Design of a mass transport surface utilizing peristaltic motion of a self-oscillating gel.

Novel conveyer gels exhibiting autonomous peristaltic motion without external stimuli were prepared by copolymerizing temperature-responsive N-isopropylacrylamide (NIPAAm), ruthenium tris(2,2'-bipyridine) (Ru(bpy)(3)) as the catalyst for the Belousov-Zhabotinsky (BZ) reaction, and 2-acrylamido-2-methylpropanesulfonic acid (AMPS). When the gel was immersed in the catalyst-free BZ solution, the BZ reaction occurred in the gel and the chemical wave propagated followed by the peristaltic motion of the gel.
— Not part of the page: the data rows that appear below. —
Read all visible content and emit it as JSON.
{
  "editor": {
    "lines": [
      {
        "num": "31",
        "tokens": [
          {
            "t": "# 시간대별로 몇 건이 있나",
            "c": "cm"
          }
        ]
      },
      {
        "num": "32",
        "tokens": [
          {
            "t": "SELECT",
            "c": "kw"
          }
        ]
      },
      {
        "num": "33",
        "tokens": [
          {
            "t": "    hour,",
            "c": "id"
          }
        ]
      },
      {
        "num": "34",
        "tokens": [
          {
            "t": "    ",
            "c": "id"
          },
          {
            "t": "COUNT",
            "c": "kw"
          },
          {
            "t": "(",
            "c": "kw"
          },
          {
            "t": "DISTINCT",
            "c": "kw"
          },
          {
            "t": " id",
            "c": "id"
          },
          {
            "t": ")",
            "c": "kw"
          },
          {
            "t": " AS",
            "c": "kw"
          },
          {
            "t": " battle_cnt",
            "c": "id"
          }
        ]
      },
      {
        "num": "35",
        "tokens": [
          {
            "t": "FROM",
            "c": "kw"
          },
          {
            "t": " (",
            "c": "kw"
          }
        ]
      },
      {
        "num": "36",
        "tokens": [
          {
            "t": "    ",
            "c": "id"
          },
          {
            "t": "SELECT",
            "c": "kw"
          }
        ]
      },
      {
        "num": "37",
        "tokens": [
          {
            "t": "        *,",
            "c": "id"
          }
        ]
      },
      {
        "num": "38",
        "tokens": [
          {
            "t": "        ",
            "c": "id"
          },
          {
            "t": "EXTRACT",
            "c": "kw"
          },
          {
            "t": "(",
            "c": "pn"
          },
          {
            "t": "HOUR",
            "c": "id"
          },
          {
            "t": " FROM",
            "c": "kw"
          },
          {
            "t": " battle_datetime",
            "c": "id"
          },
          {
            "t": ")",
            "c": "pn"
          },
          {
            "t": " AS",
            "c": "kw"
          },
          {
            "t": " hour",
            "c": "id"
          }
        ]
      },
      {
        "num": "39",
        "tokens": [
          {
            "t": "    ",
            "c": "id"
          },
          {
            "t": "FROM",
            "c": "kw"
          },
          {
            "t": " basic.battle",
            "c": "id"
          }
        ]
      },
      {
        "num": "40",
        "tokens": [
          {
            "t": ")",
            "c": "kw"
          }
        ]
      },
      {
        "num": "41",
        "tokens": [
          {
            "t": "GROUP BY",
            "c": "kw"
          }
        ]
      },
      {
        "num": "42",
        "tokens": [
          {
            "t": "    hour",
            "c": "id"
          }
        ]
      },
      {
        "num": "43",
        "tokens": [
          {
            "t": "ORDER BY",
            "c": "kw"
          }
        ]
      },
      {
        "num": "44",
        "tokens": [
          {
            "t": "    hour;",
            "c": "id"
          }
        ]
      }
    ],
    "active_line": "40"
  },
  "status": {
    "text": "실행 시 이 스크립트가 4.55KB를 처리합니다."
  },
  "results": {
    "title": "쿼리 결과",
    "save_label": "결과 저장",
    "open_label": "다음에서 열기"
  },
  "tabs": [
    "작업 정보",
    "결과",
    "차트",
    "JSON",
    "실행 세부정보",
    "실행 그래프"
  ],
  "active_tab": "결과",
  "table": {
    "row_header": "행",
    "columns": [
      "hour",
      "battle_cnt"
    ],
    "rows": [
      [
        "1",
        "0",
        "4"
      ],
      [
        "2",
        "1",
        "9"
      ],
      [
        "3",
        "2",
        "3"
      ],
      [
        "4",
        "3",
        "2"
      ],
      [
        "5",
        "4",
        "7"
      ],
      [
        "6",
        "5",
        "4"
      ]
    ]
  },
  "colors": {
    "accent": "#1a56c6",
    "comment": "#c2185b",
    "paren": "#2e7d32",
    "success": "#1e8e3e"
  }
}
In this study, we investigated the influence of the AMPS feed ratio on the network structure and the swelling-deswelling properties of the poly(NIPAAm-co-Ru(bpy)(3)-co-AMPS) gels. The gel had a microphase-separated structure when the AMPS feed ratio was less than 5 mol % due to the effect of the poor solvent in the polymerization process. On the other hand, when the AMPS feed ratio is more than 10 mol %, the gel is a homogeneous structure. The microphase-separated structure highly improved the swelling-deswelling kinetics and generated a swelling-deswelling amplitude of more than 10% of the gel thickness, which was approximately 10 times larger than that of the gel with a homogeneous network structure. Further, we attempted to transport an object by utilizing the peristaltic motion of poly(NIPAAm-co-Ru(bpy)(3)-co-AMPS) gels. A cylindrical poly(acrylamide) (PAAm) gel was transported on the gel surface with the propagation of the chemical wave when the AMPS feed ratio was low (less than 2.5 mol %). We have proposed a model to describe the mass transport phenomena based on the Hertz contact theory, and the relation between the transportability and the peristaltic motion was discussed. It was found that the microphase-separated structure of the gel had an important role for mass transport phenomena.